Estate planning has always been a challenge for many people. The usual reasons for procrastination have taken a backseat this year to the new challenges of COVID-19. Perhaps unlike anything most of us have ever experienced, the world has changed right before our eyes in the year 2020.
By early March of this year, most of America was hearing every day about “superspreading” of this new virus and daily death counts unlike anything in our lifetimes. It was not surprising to see widespread irritability, burnout, anxiety, depression, fatigue, stress and fear from this frightening new phenomenon.
A health tracking poll from Kaiser Family Foundation earlier this year showed that about 40% shared that worry or stress related to COVID-19 has had a negative effect on their mental health. Most of us are able to cope with both good news or bad news to a certain extent. But uncertainty and the unknown drive many of us deep into anxiety and fear.
Because so many people are wary of even leaving their homes this year, estate planning has become even more difficult than usual. Even though consultations and much of the planning and work involved can be done over the telephone and via Zoom and Skype, the majority of people have elected to just “sit tight” this year.
Even though most of us realize we SHOULD be doing our wills, trusts, powers of attorney and health care directives RIGHT NOW, fear and anxiety are keeping a lot of people hiding this year.
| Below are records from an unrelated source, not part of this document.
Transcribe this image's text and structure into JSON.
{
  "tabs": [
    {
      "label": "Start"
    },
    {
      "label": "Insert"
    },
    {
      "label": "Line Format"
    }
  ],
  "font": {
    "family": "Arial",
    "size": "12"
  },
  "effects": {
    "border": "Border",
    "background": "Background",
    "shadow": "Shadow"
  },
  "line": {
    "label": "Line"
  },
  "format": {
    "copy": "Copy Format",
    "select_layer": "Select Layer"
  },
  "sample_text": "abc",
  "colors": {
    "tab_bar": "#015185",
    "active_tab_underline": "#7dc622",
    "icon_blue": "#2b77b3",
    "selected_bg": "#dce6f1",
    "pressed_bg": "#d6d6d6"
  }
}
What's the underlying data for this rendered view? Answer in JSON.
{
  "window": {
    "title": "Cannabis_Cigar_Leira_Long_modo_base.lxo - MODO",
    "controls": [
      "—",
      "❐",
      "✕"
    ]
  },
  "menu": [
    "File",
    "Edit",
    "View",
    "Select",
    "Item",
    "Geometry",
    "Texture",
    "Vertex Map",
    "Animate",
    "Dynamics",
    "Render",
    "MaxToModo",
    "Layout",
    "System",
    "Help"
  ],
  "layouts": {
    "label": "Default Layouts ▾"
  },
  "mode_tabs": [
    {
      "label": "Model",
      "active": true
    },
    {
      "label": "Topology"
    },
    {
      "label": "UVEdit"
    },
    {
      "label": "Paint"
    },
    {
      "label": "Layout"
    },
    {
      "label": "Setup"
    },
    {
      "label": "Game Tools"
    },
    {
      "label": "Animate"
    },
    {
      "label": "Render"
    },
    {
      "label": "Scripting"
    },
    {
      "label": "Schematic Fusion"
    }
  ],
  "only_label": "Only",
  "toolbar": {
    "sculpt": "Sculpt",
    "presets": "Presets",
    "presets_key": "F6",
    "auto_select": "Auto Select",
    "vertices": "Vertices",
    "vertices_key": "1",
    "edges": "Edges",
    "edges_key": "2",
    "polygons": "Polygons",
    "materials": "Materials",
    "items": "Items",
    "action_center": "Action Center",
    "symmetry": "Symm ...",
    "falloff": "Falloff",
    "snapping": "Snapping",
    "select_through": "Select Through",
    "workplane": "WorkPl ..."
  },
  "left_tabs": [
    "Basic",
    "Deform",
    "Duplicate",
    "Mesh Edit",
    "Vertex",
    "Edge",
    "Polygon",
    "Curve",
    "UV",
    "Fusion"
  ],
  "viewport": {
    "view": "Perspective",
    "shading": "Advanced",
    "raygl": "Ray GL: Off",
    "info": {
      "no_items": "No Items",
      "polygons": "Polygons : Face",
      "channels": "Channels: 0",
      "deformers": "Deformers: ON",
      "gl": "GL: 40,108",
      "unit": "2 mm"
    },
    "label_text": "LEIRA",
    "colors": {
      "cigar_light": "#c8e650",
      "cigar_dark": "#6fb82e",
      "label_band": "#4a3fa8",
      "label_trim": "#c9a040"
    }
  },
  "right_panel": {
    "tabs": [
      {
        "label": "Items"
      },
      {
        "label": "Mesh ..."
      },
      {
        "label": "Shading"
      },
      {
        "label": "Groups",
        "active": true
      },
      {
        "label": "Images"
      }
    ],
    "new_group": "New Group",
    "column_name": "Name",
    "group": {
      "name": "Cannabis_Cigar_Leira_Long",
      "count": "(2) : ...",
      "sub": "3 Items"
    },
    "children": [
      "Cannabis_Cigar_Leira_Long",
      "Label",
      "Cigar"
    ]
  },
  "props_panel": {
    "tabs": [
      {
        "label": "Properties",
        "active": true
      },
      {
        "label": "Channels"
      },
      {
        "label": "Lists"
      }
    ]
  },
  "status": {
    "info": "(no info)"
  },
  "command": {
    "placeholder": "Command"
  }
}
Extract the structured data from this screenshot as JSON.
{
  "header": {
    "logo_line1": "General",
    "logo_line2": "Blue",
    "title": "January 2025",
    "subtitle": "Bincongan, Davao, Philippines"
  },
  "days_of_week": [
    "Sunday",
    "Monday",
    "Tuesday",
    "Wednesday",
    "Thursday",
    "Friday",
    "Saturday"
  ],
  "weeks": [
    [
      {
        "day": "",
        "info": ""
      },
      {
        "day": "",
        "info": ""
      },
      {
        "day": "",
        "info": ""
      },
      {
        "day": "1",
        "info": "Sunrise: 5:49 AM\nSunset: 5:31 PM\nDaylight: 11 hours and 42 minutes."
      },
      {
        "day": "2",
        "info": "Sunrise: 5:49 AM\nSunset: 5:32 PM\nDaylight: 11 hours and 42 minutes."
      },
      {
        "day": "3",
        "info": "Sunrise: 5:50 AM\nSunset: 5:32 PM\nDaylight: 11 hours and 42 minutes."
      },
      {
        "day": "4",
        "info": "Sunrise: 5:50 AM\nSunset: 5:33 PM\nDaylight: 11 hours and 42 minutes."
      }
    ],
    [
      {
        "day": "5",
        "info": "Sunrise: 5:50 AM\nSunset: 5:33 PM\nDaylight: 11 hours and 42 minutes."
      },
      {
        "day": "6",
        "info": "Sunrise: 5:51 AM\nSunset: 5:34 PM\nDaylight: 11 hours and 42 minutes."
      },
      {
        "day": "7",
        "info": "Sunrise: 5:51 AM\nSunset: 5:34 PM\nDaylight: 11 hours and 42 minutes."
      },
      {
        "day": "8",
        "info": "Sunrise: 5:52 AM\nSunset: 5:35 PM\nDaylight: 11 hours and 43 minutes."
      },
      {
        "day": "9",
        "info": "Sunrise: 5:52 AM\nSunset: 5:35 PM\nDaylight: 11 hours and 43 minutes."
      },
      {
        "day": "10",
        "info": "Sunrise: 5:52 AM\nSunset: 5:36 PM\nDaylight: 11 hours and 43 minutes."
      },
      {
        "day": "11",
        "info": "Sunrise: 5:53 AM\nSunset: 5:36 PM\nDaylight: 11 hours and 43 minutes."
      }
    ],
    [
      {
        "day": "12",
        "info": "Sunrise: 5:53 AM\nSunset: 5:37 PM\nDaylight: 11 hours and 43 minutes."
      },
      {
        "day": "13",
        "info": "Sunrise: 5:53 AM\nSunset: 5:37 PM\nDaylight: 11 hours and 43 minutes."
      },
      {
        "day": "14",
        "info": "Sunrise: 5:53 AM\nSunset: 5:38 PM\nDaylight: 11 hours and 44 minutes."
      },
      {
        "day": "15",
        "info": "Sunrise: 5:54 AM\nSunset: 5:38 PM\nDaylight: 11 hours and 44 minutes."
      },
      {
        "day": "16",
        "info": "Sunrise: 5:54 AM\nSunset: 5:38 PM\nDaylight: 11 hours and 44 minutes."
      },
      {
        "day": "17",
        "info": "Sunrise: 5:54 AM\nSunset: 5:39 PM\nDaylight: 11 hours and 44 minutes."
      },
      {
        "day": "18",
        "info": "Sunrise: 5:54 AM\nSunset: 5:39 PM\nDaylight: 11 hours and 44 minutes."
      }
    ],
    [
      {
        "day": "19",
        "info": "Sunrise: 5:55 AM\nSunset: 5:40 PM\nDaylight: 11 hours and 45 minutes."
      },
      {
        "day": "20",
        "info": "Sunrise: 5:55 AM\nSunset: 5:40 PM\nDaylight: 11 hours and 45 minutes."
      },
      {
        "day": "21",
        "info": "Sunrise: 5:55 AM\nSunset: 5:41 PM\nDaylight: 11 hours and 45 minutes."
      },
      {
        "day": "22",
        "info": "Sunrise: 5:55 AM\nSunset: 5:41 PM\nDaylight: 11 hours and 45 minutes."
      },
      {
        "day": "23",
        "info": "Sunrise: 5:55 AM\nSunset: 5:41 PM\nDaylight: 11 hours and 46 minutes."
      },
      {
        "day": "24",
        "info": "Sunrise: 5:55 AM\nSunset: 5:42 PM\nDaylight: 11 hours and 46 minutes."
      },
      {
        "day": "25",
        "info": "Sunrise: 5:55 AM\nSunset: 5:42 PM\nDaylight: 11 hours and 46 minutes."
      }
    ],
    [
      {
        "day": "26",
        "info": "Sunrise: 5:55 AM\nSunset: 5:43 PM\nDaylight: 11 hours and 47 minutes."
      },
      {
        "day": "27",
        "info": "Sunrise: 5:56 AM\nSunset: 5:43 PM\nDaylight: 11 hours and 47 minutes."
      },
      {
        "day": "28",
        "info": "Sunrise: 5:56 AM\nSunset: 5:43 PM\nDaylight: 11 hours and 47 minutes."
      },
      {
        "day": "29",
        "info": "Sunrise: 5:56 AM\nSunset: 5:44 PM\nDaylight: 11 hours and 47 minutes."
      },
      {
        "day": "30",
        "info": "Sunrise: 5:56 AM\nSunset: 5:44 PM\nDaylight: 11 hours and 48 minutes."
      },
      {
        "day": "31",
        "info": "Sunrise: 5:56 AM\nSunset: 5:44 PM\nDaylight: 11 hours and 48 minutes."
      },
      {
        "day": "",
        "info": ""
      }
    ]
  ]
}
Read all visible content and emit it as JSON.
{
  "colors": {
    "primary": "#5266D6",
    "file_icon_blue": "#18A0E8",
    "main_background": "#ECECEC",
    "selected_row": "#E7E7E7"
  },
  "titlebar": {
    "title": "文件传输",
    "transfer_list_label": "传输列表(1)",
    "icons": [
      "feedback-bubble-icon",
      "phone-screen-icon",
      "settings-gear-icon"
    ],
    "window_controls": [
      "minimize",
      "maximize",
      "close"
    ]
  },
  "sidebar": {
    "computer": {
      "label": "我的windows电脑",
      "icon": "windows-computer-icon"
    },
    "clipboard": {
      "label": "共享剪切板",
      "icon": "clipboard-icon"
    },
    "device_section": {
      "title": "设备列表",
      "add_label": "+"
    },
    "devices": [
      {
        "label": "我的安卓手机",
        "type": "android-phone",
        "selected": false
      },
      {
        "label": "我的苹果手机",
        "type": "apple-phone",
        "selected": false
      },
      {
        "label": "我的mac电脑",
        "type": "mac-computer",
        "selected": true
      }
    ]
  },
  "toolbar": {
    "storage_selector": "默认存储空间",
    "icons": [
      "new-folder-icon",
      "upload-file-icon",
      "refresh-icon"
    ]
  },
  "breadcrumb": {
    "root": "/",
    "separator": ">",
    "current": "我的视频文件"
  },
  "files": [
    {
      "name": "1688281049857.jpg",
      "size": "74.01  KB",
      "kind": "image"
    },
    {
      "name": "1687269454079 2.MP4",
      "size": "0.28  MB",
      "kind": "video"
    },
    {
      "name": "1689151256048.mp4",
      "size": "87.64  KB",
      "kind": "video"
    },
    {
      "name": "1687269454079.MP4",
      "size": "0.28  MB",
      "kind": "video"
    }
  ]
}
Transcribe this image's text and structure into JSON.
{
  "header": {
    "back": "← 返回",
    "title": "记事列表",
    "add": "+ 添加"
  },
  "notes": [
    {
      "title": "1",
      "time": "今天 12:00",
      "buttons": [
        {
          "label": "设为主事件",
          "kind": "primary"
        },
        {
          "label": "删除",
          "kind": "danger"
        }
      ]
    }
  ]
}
If you can pick up the phone and contact a local estate planning expert, you may find that taking care of the following basics will give you the peace of mind you are craving in these strange times–
HOW TO OVERCOME FEAR AND START PLANNING YOUR ESTATE
- Create some stability and certainty in your life: If you or a loved one becomes incapacitated and have not done the proper planning, you will be guaranteed a very rough time dealing with normal issues that arise. You can save your family from the confusion, doubt and expense that frequently results from these situations without having the proper documents (such as powers of attorney) in place.
- Avoid making everything public: By using a living trust, you can easily keep your private matters out of the public eye. If you rely on a will, or worse yet do nothing, your family will face the expense, time delays and public scrutiny of a probate proceeding. In addition, because of the notice requirements, probate can also invite controversy and conflict which private transfers can avoid.
- Help unify your family: By involving your loved ones in your planning process, you can in many cases avoid family arguments and show your family how much you care about them. By dealing with these sensitive matters ahead of time you can often avoid misunderstandings and hurt feelings down the road.
- Estate planning is not just about the money: In many cases, comprehensive planning can address issues that are important to you sch as what will become of your valuable possessions, family heirlooms, and precious collections. Proper planning can help preserve important memories and intellectual property you want to make sure your beneficiaries receive. You may want to make you’re your photos, art, videos or audio files of family stories will be shared with future generations. Proper planning can help you leave a legacy that passes your core values on to your descendants.